NATO chief Jens Stoltenberg said today he was sure Britain’s new government would remain committed to the alliance despite the Brexit vote and the resignation of Prime Minister David Cameron.
Britain’s ruling Conservative party is seeking a new leader to lead negotiations on an exit from the European Union, which has sparked fears for the Western security establishment of which both the EU and NATO are key parts.
“Brexit will change the relationship between the UK and the EU but it will not change the UK’s position inside NATO,” Stoltenberg told a press briefing ahead of an alliance summit in Warsaw this week.
“David Cameron and the UK government have clearly stated that they will continue as a committed ally. I am certain that a new government in the UK will continue that line,” he added.
“This is important because the UK is a major provider of security in Europe and provider of security for the NATO alliance.”
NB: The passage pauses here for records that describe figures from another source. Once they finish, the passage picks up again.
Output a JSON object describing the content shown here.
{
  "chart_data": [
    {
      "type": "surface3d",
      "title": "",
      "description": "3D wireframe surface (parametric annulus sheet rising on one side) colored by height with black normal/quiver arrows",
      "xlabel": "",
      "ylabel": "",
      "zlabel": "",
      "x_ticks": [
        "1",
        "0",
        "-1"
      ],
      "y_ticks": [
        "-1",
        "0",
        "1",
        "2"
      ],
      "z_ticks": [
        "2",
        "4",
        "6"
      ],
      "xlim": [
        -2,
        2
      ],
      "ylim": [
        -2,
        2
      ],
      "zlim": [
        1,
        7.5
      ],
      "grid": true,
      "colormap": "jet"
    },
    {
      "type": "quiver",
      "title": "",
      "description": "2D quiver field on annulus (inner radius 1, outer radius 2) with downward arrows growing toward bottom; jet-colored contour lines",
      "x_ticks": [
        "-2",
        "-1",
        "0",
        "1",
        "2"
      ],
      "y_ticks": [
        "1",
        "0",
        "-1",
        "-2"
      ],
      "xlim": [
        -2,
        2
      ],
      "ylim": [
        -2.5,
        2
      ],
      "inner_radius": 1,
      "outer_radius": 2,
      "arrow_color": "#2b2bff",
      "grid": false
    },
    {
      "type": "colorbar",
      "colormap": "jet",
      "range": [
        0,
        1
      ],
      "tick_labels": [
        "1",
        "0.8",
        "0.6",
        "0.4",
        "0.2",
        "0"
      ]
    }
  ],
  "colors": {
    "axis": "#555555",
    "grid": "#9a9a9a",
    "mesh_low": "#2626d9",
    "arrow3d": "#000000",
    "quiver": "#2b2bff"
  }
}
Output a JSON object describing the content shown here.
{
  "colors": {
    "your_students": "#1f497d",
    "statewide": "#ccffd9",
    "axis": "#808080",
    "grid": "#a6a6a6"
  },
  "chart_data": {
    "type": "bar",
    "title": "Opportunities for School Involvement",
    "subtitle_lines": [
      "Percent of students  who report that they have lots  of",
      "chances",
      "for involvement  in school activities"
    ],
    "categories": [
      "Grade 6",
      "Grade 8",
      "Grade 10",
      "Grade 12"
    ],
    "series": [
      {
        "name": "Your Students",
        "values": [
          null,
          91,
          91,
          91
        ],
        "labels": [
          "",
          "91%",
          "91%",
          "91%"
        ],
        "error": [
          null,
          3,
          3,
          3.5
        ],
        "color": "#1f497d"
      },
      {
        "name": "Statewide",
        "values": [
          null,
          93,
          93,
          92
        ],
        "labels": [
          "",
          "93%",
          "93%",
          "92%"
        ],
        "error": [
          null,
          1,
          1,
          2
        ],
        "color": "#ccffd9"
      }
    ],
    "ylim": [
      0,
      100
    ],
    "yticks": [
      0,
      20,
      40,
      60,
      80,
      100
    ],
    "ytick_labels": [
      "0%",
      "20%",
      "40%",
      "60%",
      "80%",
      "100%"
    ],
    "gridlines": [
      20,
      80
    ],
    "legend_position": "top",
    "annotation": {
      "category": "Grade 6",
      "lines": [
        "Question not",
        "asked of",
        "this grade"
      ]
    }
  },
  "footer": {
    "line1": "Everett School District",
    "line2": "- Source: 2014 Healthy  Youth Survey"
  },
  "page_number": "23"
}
Britain as a nuclear power with a permanent, veto-wielding seat on the UN Security Council has a major say in NATO and in EU foreign and defence policy and there has been intense speculation Brexit could undercut Britain’s standing.
Stoltenberg stressed several times that the Brexit vote did not change Britain’s relationship with NATO, only with the EU.
At the same time, it would have “no effect in any way on NATO-EU cooperation … if anything, it just strengthens the need for enhanced NATO-EU cooperation.”
He said NATO leaders, meeting in Warsaw on Friday and Saturday, had already decided before the Brexit vote to meet European Council president Donald Tusk and European Commission head Jean-Claude Juncker to sign a cooperation accord.
“We face together a new security environment… neither the EU nor NATO possess all the tools to respond, for example on countering hybrid warfare and other challenges,” he said.
“The European Union is important to stability in Europe… NATO and the EU are essential and unique partners and we have to work even closer together.”
NATO counts 22 of the 28 EU nations as member states and many of them look first to the US-led alliance for security rather than to the EU.
Last week, EU foreign policy chief Federica Mogherini issued a policy paper calling on the EU to do more in its own defence while also stressing cooperation with NATO.